As a child, all I ever wanted was a “normal” family.
This was my wish growing up in a dysfunctional one, and though I couldn’t have said at the time what “normal” meant, I knew what it didn’t mean.
And so into my 20s, well before I had children, I began to prep for the opportunity to create something out of what often felt like nothing.
I chose friends with loving, happy families and watched closely how they lived. I read, researched and spent a lot of money on therapy, learning which of my questionable behaviors needed work and which were behaviors that might just come with the territory of being human.
Family became my everything, as I bore three babies and adhered to the normal American trappings of soccer practice, Girl Scouts and green beans from the garden. I also learned by osmosis what it means to discipline fairly and that the most important thing is communication. I learned the value of humility and how to say “I’m sorry.” I learned the meaning of letting go while holding on. I learned what it means to love and be loved, and as I did, so did my children learn to support each other, to work through conflicts when they arose and to hold together as family while also developing independent lives.
For 30 years, maintaining a normal, healthy family was my mission.
And then the bottom fell out.
Two years after my youngest graduated from high school, I realized while I was putting the best face on the American family I was dying inside an unsatisfying marriage.
I agonized over my decision to separate from my husband, mostly because of how it would affect the children, also because of a Catholic upbringing that burned a scarlet "D" on my chest. But I ultimately held to the notion that the truth will set you free. And if the truth was that no matter how hard I tried, I couldn’t make the marriage work, I needed to leave it.
I was sure we would all come out on the winning side of an adult choosing to live her life authentically. Only, I realized soon into the separation five years ago that for the moment I was simply trading one set of problems for another. There were layers of grief, remorse and guilt to work through — mine and the children's. I worried I was losing them and the normal family I’d worked so hard to create.
Things only got more complicated when my soon-to-be ex was diagnosed with early onset dementia, which brought me back into his life even as I was trying to separate myself from it. My health deteriorated. COVID-19 erupted. Eventually, all three adult children came home from cities around the country to assist, which helped, but also complicated our lives even more.
It has been five years now since my husband and I separated.
It has been an intense and stressful time as my husband moved into a facility and I, to a cane. We have had to hire friends to cook and clean for me, as the kids have been in and out of the house, back and forth to cities around the country maintaining half-remote jobs.
It has also been, ironically in the chaos, a healing time.
Because, as I turns out, the rules and mores of a healthy family don’t stop just because things change.
It took a while for our family to reclaim what we know about ourselves.
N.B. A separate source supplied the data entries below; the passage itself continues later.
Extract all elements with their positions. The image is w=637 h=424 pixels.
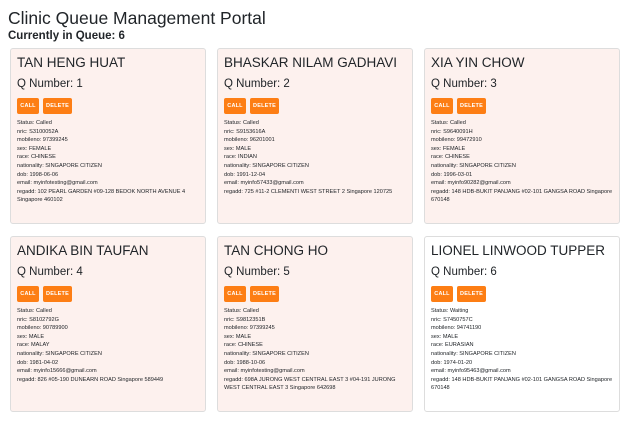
delete-button[interactable]: DELETE [457,98,486,114]
patient-details: Status: Called nric: S9812351B mobileno:… [224,307,407,393]
queue-portal-page: Clinic Queue Management Portal Currently… [0,0,637,424]
status-text: Status: Called [17,120,52,126]
email-text: email: myinfotesting@gmail.com [17,180,98,187]
race-text: race: EURASIAN [431,342,474,349]
race-text: race: INDIAN [224,154,257,161]
race-text: race: CHINESE [224,342,263,349]
card-actions: CALL DELETE [224,98,407,114]
nric-text: nric: S3100052A [17,128,59,135]
card-actions: CALL DELETE [17,98,200,114]
address-text: regadd: 826 #05-190 DUNEARN ROAD Singapo… [17,376,164,383]
card-actions: CALL DELETE [17,286,200,302]
queue-number: Q Number: 3 [431,78,497,90]
patient-details: Status: Called nric: S9640091H mobileno:… [431,119,614,205]
queue-number: Q Number: 1 [17,78,83,90]
card-actions: CALL DELETE [431,98,614,114]
dob-text: dob: 1998-06-06 [17,171,59,178]
call-button[interactable]: CALL [224,286,246,302]
patient-card: TAN HENG HUAT Q Number: 1 CALL DELETE St… [10,48,206,224]
sex-text: sex: MALE [224,145,252,152]
sex-text: sex: MALE [17,333,45,340]
race-text: race: CHINESE [431,154,470,161]
patient-name: ANDIKA BIN TAUFAN [17,243,149,258]
nationality-text: nationality: SINGAPORE CITIZEN [17,350,102,357]
address-text: regadd: 148 HDB-BUKIT PANJANG #02-101 GA… [431,188,613,204]
nationality-text: nationality: SINGAPORE CITIZEN [431,350,516,357]
email-text: email: myinfo57433@gmail.com [224,180,304,187]
patient-name: TAN HENG HUAT [17,55,126,70]
status-text: Status: Waiting [431,308,469,314]
queue-number: Q Number: 2 [224,78,290,90]
mobile-text: mobileno: 97399245 [17,137,68,144]
email-text: email: myinfo15666@gmail.com [17,368,97,375]
queue-number: Q Number: 5 [224,266,290,278]
sex-text: sex: MALE [431,333,459,340]
patient-details: Status: Called nric: S8102792G mobileno:… [17,307,200,384]
email-text: email: myinfo90282@gmail.com [431,180,511,187]
nationality-text: nationality: SINGAPORE CITIZEN [224,350,309,357]
nric-text: nric: S9640091H [431,128,473,135]
call-button[interactable]: CALL [17,286,39,302]
delete-button[interactable]: DELETE [250,98,279,114]
status-text: Status: Called [224,308,259,314]
status-text: Status: Called [224,120,259,126]
patient-card: XIA YIN CHOW Q Number: 3 CALL DELETE Sta… [424,48,620,224]
nric-text: nric: S7450757C [431,316,473,323]
address-text: regadd: 102 PEARL GARDEN #09-128 BEDOK N… [17,188,186,204]
nric-text: nric: S9812351B [224,316,266,323]
sex-text: sex: FEMALE [431,145,466,152]
patient-name: XIA YIN CHOW [431,55,525,70]
patient-name: BHASKAR NILAM GADHAVI [224,55,398,70]
patient-card: BHASKAR NILAM GADHAVI Q Number: 2 CALL D… [217,48,413,224]
sex-text: sex: MALE [224,333,252,340]
dob-text: dob: 1981-04-02 [17,359,59,366]
email-text: email: myinfo95463@gmail.com [431,368,511,375]
call-button[interactable]: CALL [431,286,453,302]
dob-text: dob: 1988-10-06 [224,359,266,366]
status-text: Status: Called [17,308,52,314]
dob-text: dob: 1996-03-01 [431,171,473,178]
patient-card: ANDIKA BIN TAUFAN Q Number: 4 CALL DELET… [10,236,206,412]
call-button[interactable]: CALL [224,98,246,114]
address-text: regadd: 148 HDB-BUKIT PANJANG #02-101 GA… [431,376,613,392]
nationality-text: nationality: SINGAPORE CITIZEN [224,162,309,169]
delete-button[interactable]: DELETE [250,286,279,302]
race-text: race: MALAY [17,342,50,349]
queue-count: Currently in Queue: 6 [8,30,125,42]
call-button[interactable]: CALL [17,98,39,114]
nationality-text: nationality: SINGAPORE CITIZEN [17,162,102,169]
nric-text: nric: S9153616A [224,128,266,135]
sex-text: sex: FEMALE [17,145,52,152]
status-text: Status: Called [431,120,466,126]
nationality-text: nationality: SINGAPORE CITIZEN [431,162,516,169]
mobile-text: mobileno: 99472910 [431,137,482,144]
call-button[interactable]: CALL [431,98,453,114]
mobile-text: mobileno: 90789900 [17,325,68,332]
race-text: race: CHINESE [17,154,56,161]
delete-button[interactable]: DELETE [457,286,486,302]
patient-details: Status: Called nric: S9153616A mobileno:… [224,119,407,196]
address-text: regadd: 725 #11-2 CLEMENTI WEST STREET 2… [224,188,393,195]
patient-details: Status: Waiting nric: S7450757C mobileno… [431,307,614,393]
patient-name: TAN CHONG HO [224,243,328,258]
delete-button[interactable]: DELETE [43,286,72,302]
card-actions: CALL DELETE [431,286,614,302]
delete-button[interactable]: DELETE [43,98,72,114]
queue-number: Q Number: 4 [17,266,83,278]
page-title: Clinic Queue Management Portal [8,8,266,28]
dob-text: dob: 1991-12-04 [224,171,266,178]
card-actions: CALL DELETE [224,286,407,302]
mobile-text: mobileno: 97399245 [224,325,275,332]
patient-details: Status: Called nric: S3100052A mobileno:… [17,119,200,205]
nric-text: nric: S8102792G [17,316,59,323]
patient-card: TAN CHONG HO Q Number: 5 CALL DELETE Sta… [217,236,413,412]
patient-card: LIONEL LINWOOD TUPPER Q Number: 6 CALL D… [424,236,620,412]
address-text: regadd: 698A JURONG WEST CENTRAL EAST 3 … [224,376,396,392]
queue-number: Q Number: 6 [431,266,497,278]
patient-name: LIONEL LINWOOD TUPPER [431,243,606,258]
mobile-text: mobileno: 96201001 [224,137,275,144]
email-text: email: myinfotesting@gmail.com [224,368,305,375]
mobile-text: mobileno: 94741190 [431,325,482,332]
dob-text: dob: 1974-01-20 [431,359,473,366]
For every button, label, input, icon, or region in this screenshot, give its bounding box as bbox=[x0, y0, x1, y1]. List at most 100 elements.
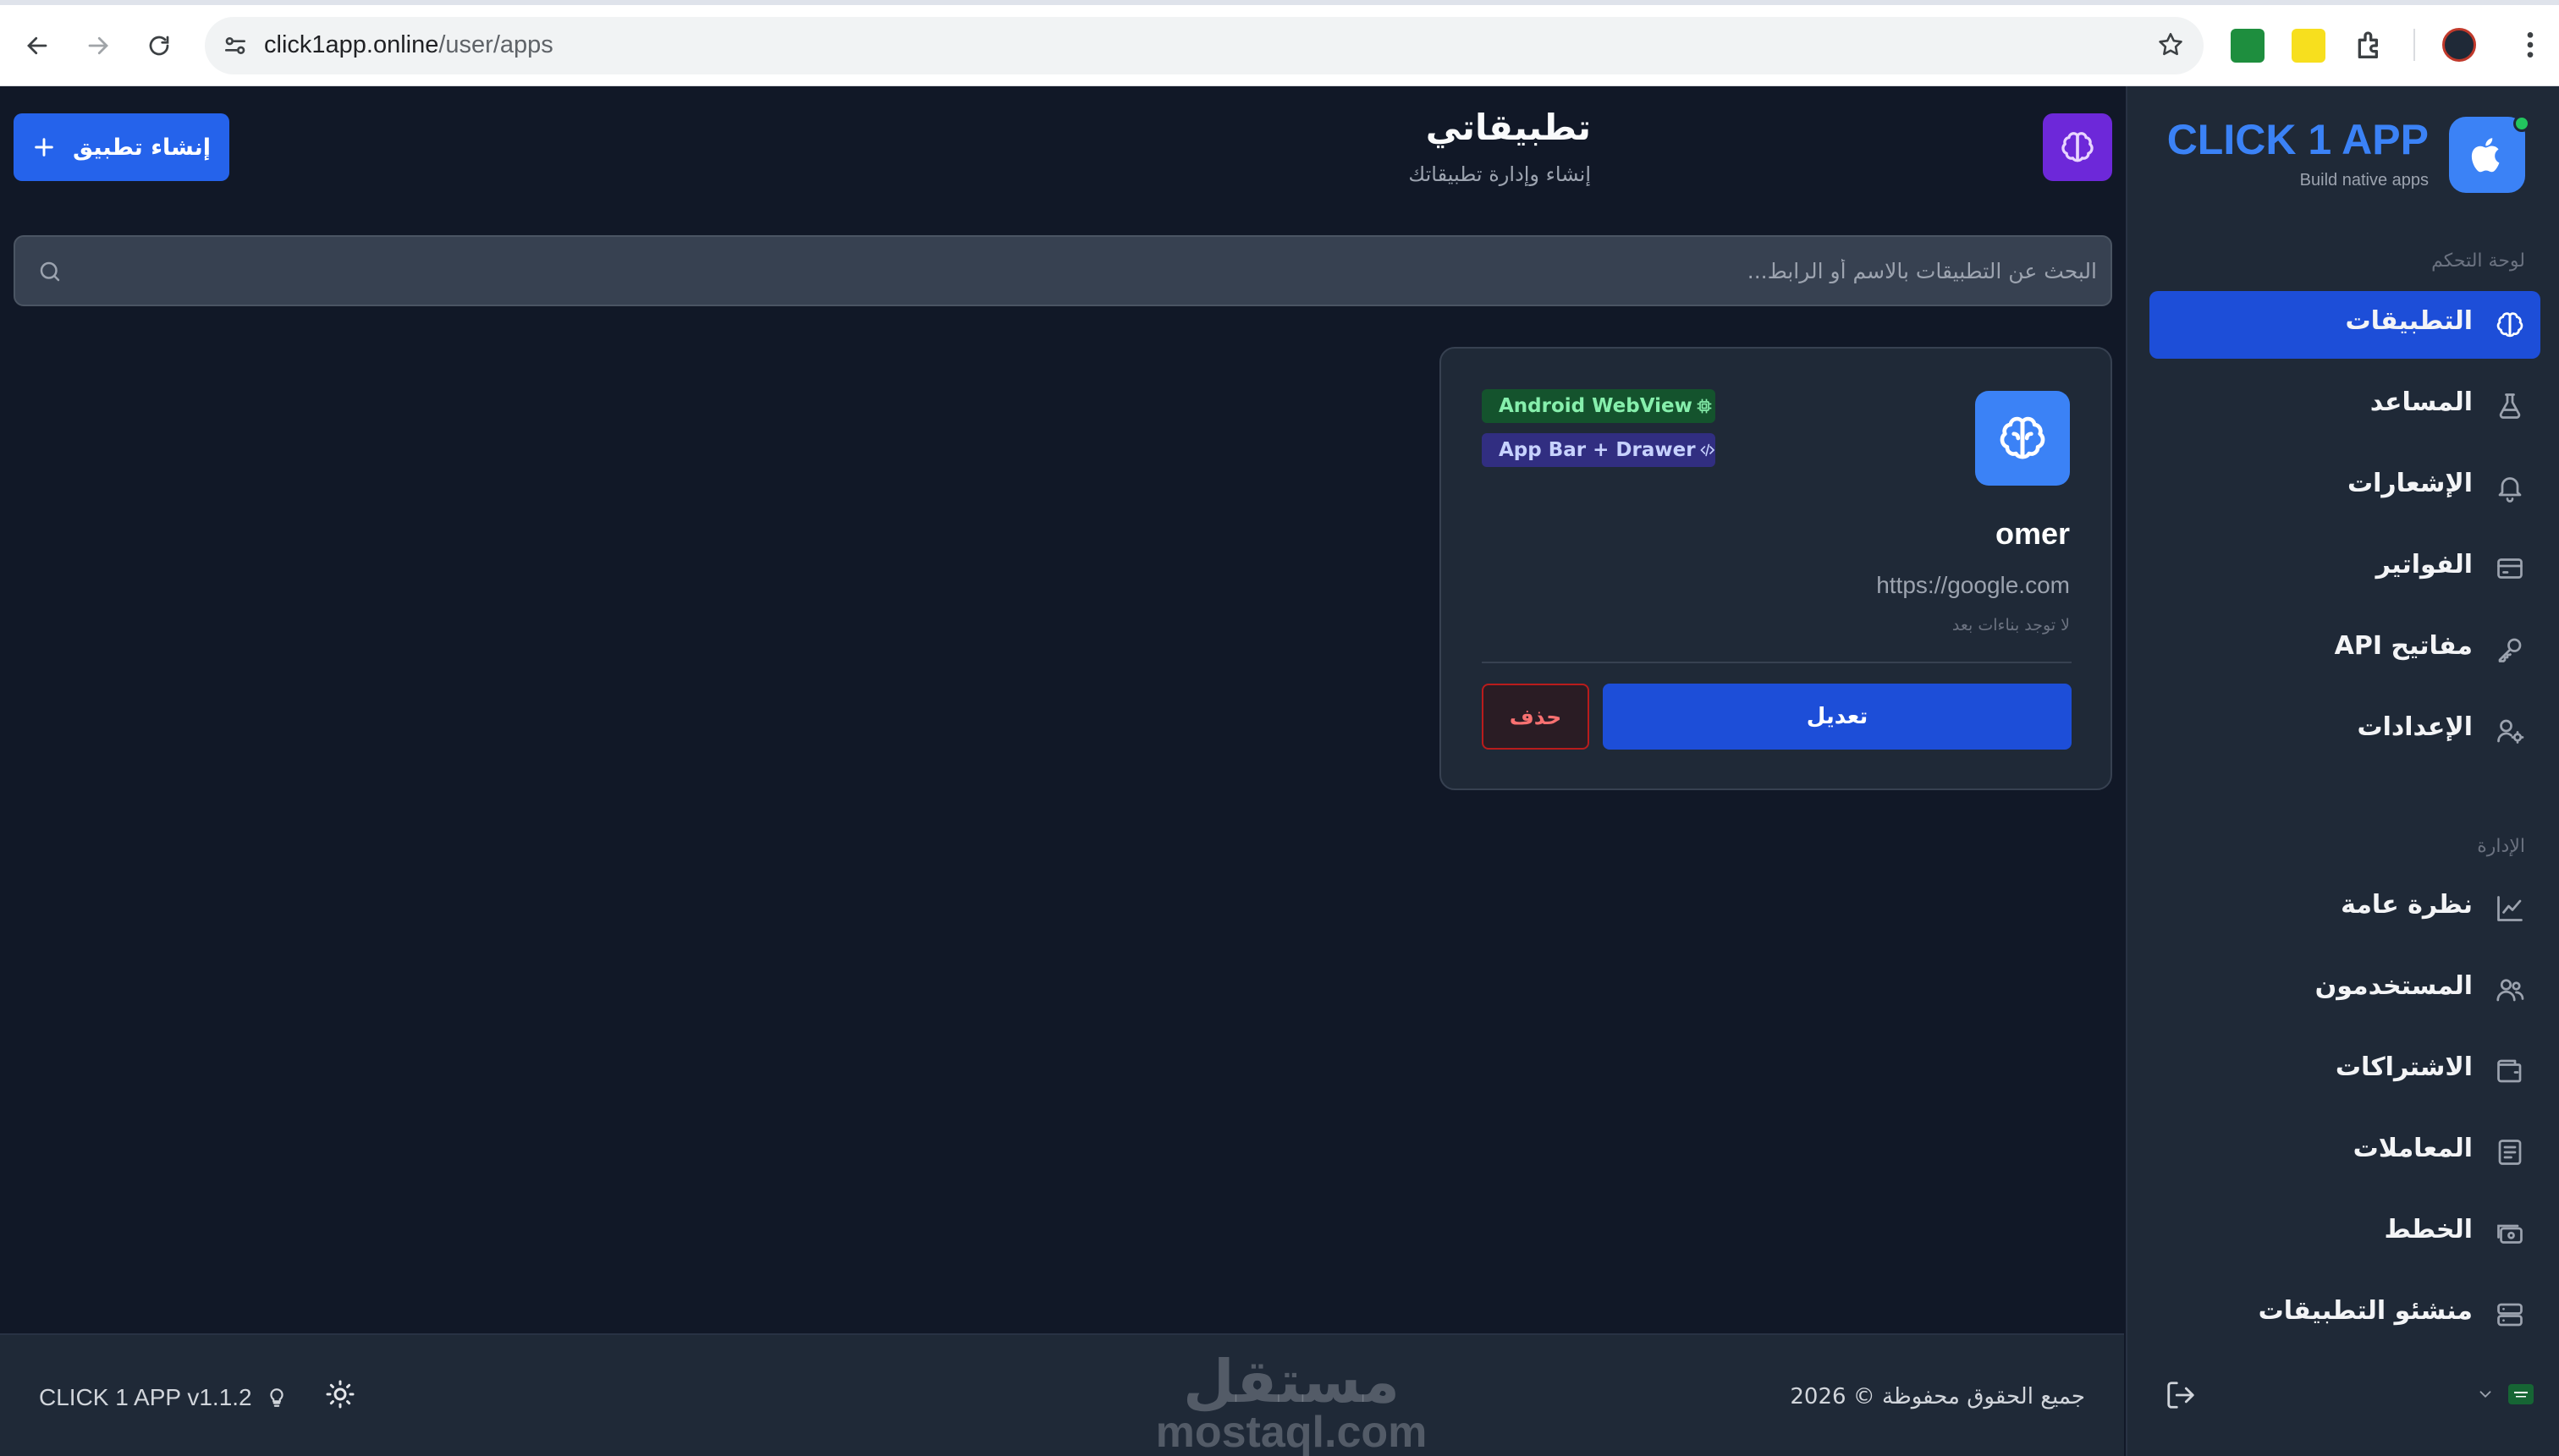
back-button[interactable] bbox=[17, 25, 58, 66]
sidebar-item-assistant[interactable]: المساعد bbox=[2149, 372, 2540, 440]
brain-icon bbox=[2000, 416, 2045, 459]
sidebar-item-label: المساعد bbox=[2369, 387, 2473, 417]
url-host: click1app.online bbox=[264, 31, 439, 58]
flag-icon bbox=[2508, 1384, 2534, 1404]
sidebar-item-label: الإعدادات bbox=[2357, 712, 2473, 742]
sidebar-item-label: المعاملات bbox=[2353, 1134, 2473, 1163]
delete-app-button[interactable]: حذف bbox=[1482, 684, 1589, 750]
logout-icon[interactable] bbox=[2165, 1379, 2197, 1411]
sidebar: CLICK 1 APP Build native apps لوحة التحك… bbox=[2126, 86, 2559, 1456]
extension-green-icon[interactable] bbox=[2231, 29, 2265, 63]
builds-status: لا توجد بناءات بعد bbox=[1951, 616, 2070, 635]
browser-menu-icon[interactable] bbox=[2513, 28, 2547, 62]
create-app-button[interactable]: إنشاء تطبيق bbox=[14, 113, 229, 181]
language-selector[interactable] bbox=[2476, 1384, 2534, 1404]
platform-badge-label: Android WebView bbox=[1499, 395, 1692, 417]
sidebar-item-notifications[interactable]: الإشعارات bbox=[2149, 453, 2540, 521]
sidebar-item-label: الاشتراكات bbox=[2335, 1052, 2473, 1082]
url-path: /user/apps bbox=[438, 31, 553, 58]
search-icon bbox=[40, 261, 60, 282]
tab-strip bbox=[0, 0, 2559, 5]
sidebar-item-overview[interactable]: نظرة عامة bbox=[2149, 875, 2540, 942]
sidebar-item-label: الخطط bbox=[2384, 1215, 2473, 1244]
app-root: إنشاء تطبيق تطبيقاتي إنشاء وإدارة تطبيقا… bbox=[0, 86, 2559, 1456]
copyright-text: جميع الحقوق محفوظة © 2026 bbox=[1790, 1384, 2085, 1409]
layout-badge: App Bar + Drawer bbox=[1482, 433, 1715, 467]
flask-icon bbox=[2499, 393, 2521, 419]
credit-card-icon bbox=[2497, 558, 2523, 579]
arrow-right-icon bbox=[88, 36, 108, 55]
app-card: Android WebView App Bar + Drawer omer ht… bbox=[1439, 347, 2112, 790]
sidebar-item-users[interactable]: المستخدمون bbox=[2149, 956, 2540, 1024]
url-text[interactable]: click1app.online/user/apps bbox=[264, 31, 553, 59]
brand-name: CLICK 1 APP bbox=[2166, 116, 2429, 163]
sidebar-item-label: مفاتيح API bbox=[2334, 631, 2473, 661]
apple-icon bbox=[2471, 138, 2500, 173]
app-search-input[interactable] bbox=[74, 237, 2097, 305]
wallet-icon bbox=[2497, 1059, 2522, 1083]
sidebar-item-label: الإشعارات bbox=[2347, 469, 2473, 498]
profile-avatar[interactable] bbox=[2442, 28, 2476, 62]
sidebar-item-label: منشئو التطبيقات bbox=[2258, 1296, 2473, 1326]
page-header-icon bbox=[2043, 113, 2112, 181]
sidebar-item-subscriptions[interactable]: الاشتراكات bbox=[2149, 1037, 2540, 1105]
receipt-icon bbox=[2498, 1140, 2522, 1165]
bookmark-star-icon[interactable] bbox=[2156, 30, 2185, 59]
sidebar-item-api-keys[interactable]: مفاتيح API bbox=[2149, 616, 2540, 684]
card-divider bbox=[1482, 662, 2072, 663]
brain-icon bbox=[2061, 132, 2094, 162]
app-name: omer bbox=[1995, 516, 2070, 551]
users-icon bbox=[2496, 979, 2524, 1002]
line-chart-icon bbox=[2497, 896, 2523, 921]
user-cog-icon bbox=[2497, 719, 2524, 744]
sidebar-item-apps[interactable]: التطبيقات bbox=[2149, 291, 2540, 359]
key-icon bbox=[2498, 638, 2522, 662]
browser-toolbar: click1app.online/user/apps bbox=[0, 0, 2559, 86]
sidebar-item-settings[interactable]: الإعدادات bbox=[2149, 697, 2540, 765]
banknote-icon bbox=[2497, 1224, 2523, 1244]
app-icon bbox=[1975, 391, 2070, 486]
bell-icon bbox=[2498, 477, 2522, 503]
extensions-puzzle-icon[interactable] bbox=[2353, 29, 2386, 63]
sidebar-item-label: الفواتير bbox=[2375, 550, 2473, 580]
toolbar-divider bbox=[2413, 29, 2415, 61]
version-label: CLICK 1 APP v1.1.2 bbox=[39, 1384, 252, 1410]
page-subtitle: إنشاء وإدارة تطبيقاتك bbox=[1408, 162, 1591, 186]
app-version: CLICK 1 APP v1.1.2 bbox=[39, 1384, 288, 1411]
theme-toggle-sun-icon[interactable] bbox=[325, 1379, 355, 1409]
page-title: تطبيقاتي bbox=[1425, 107, 1591, 148]
server-icon bbox=[2497, 1303, 2523, 1327]
main-content: إنشاء تطبيق تطبيقاتي إنشاء وإدارة تطبيقا… bbox=[0, 86, 2124, 1456]
brand-tagline: Build native apps bbox=[2299, 171, 2429, 190]
online-status-dot bbox=[2513, 115, 2530, 132]
reload-button[interactable] bbox=[139, 25, 179, 66]
code-icon bbox=[1699, 443, 1714, 457]
sidebar-item-label: المستخدمون bbox=[2314, 971, 2473, 1001]
arrow-left-icon bbox=[27, 36, 47, 55]
sidebar-item-plans[interactable]: الخطط bbox=[2149, 1200, 2540, 1267]
app-search-box[interactable] bbox=[14, 235, 2112, 306]
brand-logo[interactable] bbox=[2449, 117, 2525, 193]
edit-app-button[interactable]: تعديل bbox=[1603, 684, 2072, 750]
address-bar[interactable]: click1app.online/user/apps bbox=[205, 17, 2204, 74]
app-url: https://google.com bbox=[1876, 572, 2070, 598]
site-settings-icon[interactable] bbox=[222, 32, 249, 59]
extension-js-icon[interactable] bbox=[2292, 29, 2325, 63]
create-app-label: إنشاء تطبيق bbox=[72, 134, 212, 161]
chevron-down-icon bbox=[2479, 1391, 2491, 1398]
section-label-admin: الإدارة bbox=[2477, 836, 2525, 857]
sidebar-item-invoices[interactable]: الفواتير bbox=[2149, 535, 2540, 602]
reload-icon bbox=[149, 36, 169, 56]
sidebar-item-label: نظرة عامة bbox=[2341, 890, 2473, 920]
sidebar-item-app-builders[interactable]: منشئو التطبيقات bbox=[2149, 1281, 2540, 1349]
watermark-arabic: مستقل bbox=[1182, 1347, 1400, 1416]
forward-button[interactable] bbox=[78, 25, 118, 66]
sidebar-item-transactions[interactable]: المعاملات bbox=[2149, 1118, 2540, 1186]
platform-badge: Android WebView bbox=[1482, 389, 1715, 423]
mostaql-watermark: مستقل mostaql.com bbox=[1122, 1347, 1461, 1454]
brain-icon bbox=[2496, 312, 2523, 338]
footer: CLICK 1 APP v1.1.2 مستقل mostaql.com جمي… bbox=[0, 1333, 2124, 1456]
layout-badge-label: App Bar + Drawer bbox=[1499, 439, 1696, 461]
lightbulb-icon bbox=[270, 1388, 283, 1407]
section-label-dashboard: لوحة التحكم bbox=[2431, 250, 2525, 272]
At some point, it seemed we were all on conflicting trajectories.
But in the end, who we have always been at core is emblazoned on the hearts and sinew of each of us.
As we recovered our energy and the ground beneath our feet, so did we begin having family meetings again, working through conflicts, coming to solidarity around these difficult times.
In the end, it appears, we are stronger than ever as both family and individuals in the struggle.
The other day my son said something about us being a kooky family.
“What do you mean, kooky?” I said.
“Well, look at everything we have going on. Most families don't have all this.”
"And look how intact we are, despite,” I said.
I’m not sure now that normal was the descriptor I was going for way back when.
In fact, if this is kooky, I’ll take it.